# Regular expressions and Repeats

From BioPerl

## How do I find an iteration of any sequence of a specific length?

So `/(QA)+/`

will match one or more iterations of QA but what if you want to match any repeat of length 2?

/(..)\1+/

Then `$1`

will tell you what the repeat was, `length($&)/2`

will tell you the number of repeats.

## How do I find some sequence flanked by homopolymers of a given length?

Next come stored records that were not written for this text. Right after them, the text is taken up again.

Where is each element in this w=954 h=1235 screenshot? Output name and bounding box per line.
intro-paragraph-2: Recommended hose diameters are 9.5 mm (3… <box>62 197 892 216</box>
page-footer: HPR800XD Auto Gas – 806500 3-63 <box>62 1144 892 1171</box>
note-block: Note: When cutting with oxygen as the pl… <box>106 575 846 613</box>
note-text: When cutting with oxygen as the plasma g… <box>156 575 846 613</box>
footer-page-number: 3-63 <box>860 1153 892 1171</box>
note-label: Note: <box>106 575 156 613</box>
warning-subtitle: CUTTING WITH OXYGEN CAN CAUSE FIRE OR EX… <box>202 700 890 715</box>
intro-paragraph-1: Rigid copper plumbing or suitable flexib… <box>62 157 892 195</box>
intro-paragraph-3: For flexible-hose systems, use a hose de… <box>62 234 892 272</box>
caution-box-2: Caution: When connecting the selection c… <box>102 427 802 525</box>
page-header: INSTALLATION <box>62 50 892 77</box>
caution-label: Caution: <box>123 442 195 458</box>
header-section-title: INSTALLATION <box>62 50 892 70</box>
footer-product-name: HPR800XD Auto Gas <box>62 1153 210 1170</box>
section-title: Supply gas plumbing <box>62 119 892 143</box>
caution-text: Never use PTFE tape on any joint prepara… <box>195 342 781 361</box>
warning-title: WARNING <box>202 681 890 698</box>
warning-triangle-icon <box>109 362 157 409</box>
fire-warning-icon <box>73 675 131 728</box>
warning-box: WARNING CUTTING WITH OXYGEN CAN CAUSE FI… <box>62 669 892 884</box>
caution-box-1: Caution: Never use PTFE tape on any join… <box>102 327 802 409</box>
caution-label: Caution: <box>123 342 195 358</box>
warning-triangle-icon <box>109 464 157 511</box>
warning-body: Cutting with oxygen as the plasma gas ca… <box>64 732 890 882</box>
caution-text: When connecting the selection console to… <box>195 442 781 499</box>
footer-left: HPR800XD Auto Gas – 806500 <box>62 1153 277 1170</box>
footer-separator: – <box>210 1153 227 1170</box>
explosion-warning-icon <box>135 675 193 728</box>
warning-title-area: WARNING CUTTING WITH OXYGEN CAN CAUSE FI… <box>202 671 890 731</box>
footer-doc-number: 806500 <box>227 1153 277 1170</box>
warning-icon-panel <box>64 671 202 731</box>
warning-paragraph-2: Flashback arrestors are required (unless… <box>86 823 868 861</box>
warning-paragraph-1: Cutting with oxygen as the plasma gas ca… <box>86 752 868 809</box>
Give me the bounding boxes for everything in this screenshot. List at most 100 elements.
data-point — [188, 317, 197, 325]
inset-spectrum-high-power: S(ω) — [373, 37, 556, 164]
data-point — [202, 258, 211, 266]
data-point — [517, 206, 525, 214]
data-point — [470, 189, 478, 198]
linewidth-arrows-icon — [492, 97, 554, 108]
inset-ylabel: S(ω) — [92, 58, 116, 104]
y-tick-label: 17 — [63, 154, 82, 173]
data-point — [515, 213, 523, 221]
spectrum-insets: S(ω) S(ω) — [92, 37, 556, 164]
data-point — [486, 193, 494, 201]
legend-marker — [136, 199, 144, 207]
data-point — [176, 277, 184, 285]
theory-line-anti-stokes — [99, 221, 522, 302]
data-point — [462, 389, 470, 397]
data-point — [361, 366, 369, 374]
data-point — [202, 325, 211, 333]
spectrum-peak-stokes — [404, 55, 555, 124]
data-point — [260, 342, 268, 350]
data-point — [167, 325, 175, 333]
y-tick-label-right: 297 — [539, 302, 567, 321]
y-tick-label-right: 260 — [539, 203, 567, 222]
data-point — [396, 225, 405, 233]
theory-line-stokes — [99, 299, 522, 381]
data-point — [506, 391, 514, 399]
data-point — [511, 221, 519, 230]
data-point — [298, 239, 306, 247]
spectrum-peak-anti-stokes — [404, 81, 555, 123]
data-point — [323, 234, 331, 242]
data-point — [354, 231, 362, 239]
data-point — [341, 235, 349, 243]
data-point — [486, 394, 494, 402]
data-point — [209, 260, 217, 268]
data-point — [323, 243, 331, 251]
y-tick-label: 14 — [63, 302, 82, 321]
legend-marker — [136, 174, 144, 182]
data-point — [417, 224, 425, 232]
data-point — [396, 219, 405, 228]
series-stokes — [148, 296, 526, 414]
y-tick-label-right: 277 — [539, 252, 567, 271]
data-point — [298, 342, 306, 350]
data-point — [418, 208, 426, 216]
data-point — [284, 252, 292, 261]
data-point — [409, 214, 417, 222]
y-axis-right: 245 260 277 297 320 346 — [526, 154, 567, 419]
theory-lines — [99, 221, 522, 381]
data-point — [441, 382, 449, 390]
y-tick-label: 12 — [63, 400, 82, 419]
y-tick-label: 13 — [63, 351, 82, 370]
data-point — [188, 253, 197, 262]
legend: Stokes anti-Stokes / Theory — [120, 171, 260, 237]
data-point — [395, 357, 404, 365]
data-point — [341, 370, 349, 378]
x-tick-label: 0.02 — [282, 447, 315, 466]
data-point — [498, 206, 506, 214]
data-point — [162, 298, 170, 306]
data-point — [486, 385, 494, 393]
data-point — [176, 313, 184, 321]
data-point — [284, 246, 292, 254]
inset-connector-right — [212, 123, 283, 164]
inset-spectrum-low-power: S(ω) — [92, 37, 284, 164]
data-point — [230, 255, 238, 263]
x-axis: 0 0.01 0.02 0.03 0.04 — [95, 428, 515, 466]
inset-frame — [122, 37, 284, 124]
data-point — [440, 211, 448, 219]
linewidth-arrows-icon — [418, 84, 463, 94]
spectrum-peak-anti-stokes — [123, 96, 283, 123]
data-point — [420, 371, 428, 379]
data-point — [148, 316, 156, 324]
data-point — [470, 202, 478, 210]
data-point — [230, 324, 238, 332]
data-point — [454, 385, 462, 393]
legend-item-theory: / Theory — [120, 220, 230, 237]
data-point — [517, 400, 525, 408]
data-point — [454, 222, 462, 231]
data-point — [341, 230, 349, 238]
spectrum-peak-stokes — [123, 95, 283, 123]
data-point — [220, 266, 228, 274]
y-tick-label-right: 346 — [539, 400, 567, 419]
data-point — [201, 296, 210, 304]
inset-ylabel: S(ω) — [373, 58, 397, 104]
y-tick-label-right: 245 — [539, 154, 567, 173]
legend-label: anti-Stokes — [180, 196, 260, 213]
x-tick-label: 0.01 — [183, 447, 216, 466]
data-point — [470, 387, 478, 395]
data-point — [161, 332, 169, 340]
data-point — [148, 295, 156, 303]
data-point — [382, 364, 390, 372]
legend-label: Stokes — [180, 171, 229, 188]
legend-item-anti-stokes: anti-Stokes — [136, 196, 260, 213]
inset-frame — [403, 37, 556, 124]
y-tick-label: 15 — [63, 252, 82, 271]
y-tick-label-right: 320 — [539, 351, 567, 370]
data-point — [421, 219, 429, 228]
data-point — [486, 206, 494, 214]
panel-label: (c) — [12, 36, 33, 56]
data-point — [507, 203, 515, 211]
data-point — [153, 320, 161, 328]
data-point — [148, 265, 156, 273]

For example, to find **FAFCRCFCFAFAFCRF** flanked by *n* number of Q, e.g.:

AGTWRWDFDQQQQQQQQFAFCRCFCFAFAFCRFQQQQQQQQQQQQQThe regular expression would be something like

/(Q{$n,})([^Q]{$x,})(Q{$n,})/

Example:

perl -e '$n=5; $x=9; $_= "AGTWRWDFDQQQQQQQQFAFCRCFCFAFAFCRFQQQQQQQQQQQQQ"; print "$1|$2|$3\n" if /(Q{$n,})([^Q]{$x,})(Q{$n,})/;'

QQQQQQQQ|FAFCRCFCFAFAFCRF|QQQQQQQQQQQQQ|

## How do I find any homopolymer flanked on both sides by the same amino acid?

For example, **HTTTTTTTTTTH** or **TGGGGGGGGGGGT**.

/(.)[^\1]+\1/

In action:

perl -e '$_ = "HTTH"; print "|$1|\n" if /((.)[^\2]+\2)/;'

Note that the "homopolymer" could have a length of **1**!